← Back to context

Comment by evanelias

7 hours ago

Why did you need to index fairly long strings in their entirety in a way that preserves collation behaviors?

And why is a 768 character limit woefully bad, but a 2704 character limit is totally fine?

A URL, for instance, can't be safely stored in 768 characters, but it can be stored safely in 2704. If you then wanted to sort those URLs so that all URLs for each domain and path within that domain are adjacent, you need an index. Especially if you want to paginate over them with a cursor. Doing that without an index on the raw value is a royal pain in the ass.

Hell, even just being able to sort user-submitted strings up to a kilobyte. Why up to a kilobyte? Some users have strings that are kind of long. If I have to define a second column that's the truncated prefix, that's just a silly waste of space because MySQL decided to use utf-32 under the hood.

  • To be honest, indexes aren't designed for that. They're meant for fast lookup of short identifiers. Things like people's names and product ID's.
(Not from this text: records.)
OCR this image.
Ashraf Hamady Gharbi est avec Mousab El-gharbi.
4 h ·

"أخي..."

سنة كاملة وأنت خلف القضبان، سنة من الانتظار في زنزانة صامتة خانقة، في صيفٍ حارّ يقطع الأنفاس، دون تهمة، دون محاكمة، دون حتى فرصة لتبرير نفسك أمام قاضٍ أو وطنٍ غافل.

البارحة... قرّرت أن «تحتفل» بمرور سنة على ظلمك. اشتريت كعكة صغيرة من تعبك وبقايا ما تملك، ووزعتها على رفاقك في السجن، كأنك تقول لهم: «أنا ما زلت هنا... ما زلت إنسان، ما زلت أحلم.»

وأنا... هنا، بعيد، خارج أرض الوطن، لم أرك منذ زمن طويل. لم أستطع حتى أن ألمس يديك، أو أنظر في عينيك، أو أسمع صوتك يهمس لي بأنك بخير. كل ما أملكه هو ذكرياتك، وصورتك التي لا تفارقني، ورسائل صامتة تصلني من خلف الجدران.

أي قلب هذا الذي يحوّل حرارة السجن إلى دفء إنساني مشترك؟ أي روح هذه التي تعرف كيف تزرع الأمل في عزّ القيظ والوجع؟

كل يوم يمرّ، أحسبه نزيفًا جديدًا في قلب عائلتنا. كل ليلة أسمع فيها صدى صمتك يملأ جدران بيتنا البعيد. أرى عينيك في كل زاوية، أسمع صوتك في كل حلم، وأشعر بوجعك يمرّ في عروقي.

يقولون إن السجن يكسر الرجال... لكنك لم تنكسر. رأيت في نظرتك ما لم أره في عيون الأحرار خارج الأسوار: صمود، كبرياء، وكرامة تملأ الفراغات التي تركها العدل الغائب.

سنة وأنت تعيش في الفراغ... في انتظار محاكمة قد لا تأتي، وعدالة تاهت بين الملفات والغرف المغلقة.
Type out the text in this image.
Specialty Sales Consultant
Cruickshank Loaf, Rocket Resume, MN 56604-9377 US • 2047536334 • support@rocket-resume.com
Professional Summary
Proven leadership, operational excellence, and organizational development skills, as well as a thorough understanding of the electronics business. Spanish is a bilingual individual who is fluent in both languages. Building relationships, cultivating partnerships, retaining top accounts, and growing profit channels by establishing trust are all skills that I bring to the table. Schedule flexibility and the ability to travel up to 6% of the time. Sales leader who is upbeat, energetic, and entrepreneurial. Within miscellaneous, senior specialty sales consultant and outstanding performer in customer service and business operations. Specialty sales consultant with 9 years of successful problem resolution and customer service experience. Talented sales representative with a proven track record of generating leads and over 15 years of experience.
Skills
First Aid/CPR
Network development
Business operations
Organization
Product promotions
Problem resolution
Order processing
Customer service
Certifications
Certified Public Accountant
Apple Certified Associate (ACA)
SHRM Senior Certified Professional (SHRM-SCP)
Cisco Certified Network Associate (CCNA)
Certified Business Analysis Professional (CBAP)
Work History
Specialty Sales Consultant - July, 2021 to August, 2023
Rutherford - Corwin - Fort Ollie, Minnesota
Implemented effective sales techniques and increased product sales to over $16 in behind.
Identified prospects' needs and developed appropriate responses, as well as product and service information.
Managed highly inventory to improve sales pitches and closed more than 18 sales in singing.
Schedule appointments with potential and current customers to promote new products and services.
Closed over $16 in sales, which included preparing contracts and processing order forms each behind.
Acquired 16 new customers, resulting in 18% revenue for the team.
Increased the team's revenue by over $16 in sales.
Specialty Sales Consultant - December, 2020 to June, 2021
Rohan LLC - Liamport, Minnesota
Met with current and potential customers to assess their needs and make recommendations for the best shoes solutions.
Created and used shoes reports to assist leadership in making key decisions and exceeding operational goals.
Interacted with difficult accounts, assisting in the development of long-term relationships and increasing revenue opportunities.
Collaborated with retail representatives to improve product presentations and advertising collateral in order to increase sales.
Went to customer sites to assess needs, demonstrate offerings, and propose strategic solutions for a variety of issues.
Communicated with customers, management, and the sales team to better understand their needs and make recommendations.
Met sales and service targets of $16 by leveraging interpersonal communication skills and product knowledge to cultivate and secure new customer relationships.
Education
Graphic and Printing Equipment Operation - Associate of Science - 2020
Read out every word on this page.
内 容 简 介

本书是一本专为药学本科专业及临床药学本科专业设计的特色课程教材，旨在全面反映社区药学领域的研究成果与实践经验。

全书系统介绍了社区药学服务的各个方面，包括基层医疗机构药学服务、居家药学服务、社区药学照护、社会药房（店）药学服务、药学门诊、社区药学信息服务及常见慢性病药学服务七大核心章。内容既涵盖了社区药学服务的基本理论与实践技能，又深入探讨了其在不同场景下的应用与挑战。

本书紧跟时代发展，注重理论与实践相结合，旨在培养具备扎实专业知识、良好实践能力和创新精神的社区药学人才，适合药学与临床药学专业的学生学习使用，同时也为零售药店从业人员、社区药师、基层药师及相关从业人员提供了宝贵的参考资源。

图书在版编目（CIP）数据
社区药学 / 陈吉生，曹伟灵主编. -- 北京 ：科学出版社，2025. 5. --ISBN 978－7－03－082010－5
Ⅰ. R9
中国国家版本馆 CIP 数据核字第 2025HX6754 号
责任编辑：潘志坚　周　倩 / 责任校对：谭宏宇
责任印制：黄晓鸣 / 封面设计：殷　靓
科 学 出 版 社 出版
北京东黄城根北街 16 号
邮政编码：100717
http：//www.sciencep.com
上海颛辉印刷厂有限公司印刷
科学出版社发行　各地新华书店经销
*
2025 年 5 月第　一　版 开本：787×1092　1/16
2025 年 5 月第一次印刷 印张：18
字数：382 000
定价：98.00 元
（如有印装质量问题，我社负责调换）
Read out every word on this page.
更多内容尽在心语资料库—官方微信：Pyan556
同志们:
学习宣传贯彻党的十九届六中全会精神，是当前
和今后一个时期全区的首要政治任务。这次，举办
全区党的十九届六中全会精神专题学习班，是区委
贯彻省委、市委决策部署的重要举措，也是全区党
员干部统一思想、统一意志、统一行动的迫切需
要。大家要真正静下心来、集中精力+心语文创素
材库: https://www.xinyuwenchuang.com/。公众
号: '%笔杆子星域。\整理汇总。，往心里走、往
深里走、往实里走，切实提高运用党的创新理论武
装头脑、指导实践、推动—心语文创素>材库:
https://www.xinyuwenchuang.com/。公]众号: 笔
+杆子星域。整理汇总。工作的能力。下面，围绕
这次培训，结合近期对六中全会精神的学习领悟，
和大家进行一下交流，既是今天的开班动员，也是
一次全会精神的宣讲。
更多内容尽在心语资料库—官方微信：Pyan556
Not long URL's. It's not performant.

    If you need to keep a million long URL's in a defined sort order, my first recommendation would be, don't -- see if there's another way to achieve your end result. But if you absolutely have to, then create a new integer column to be your sort key, and use a little bit of extra code to give it values that produce the same sort order.

    Creating short numerical primary keys for long strings is a common database technique.

  • > it can be stored safely in 2704

    No, it can't. URL doesn't have any length limit, regardless of the fact that different software will impose different limits.

  • > A URL, for instance

    VARBINARY is typically ok for that I'd think? Then you can utilize the full 3072 byte limit for the key, since there's no character set applied.

    > even just being able to sort user-submitted strings up to a kilobyte

    As a software engineer, I completely agree. But as a DBA, I am obligated to make a "tsk" sound and scowl disapprovingly!

You might just load someone else's data, and the index is desirable in general for speeding up analytic queries. It's possible to work around that, of course. But depending on what you do, it can make writing efficient queries against the data more difficult. That's just a distraction because most of the time, those long columns won't matter anyway.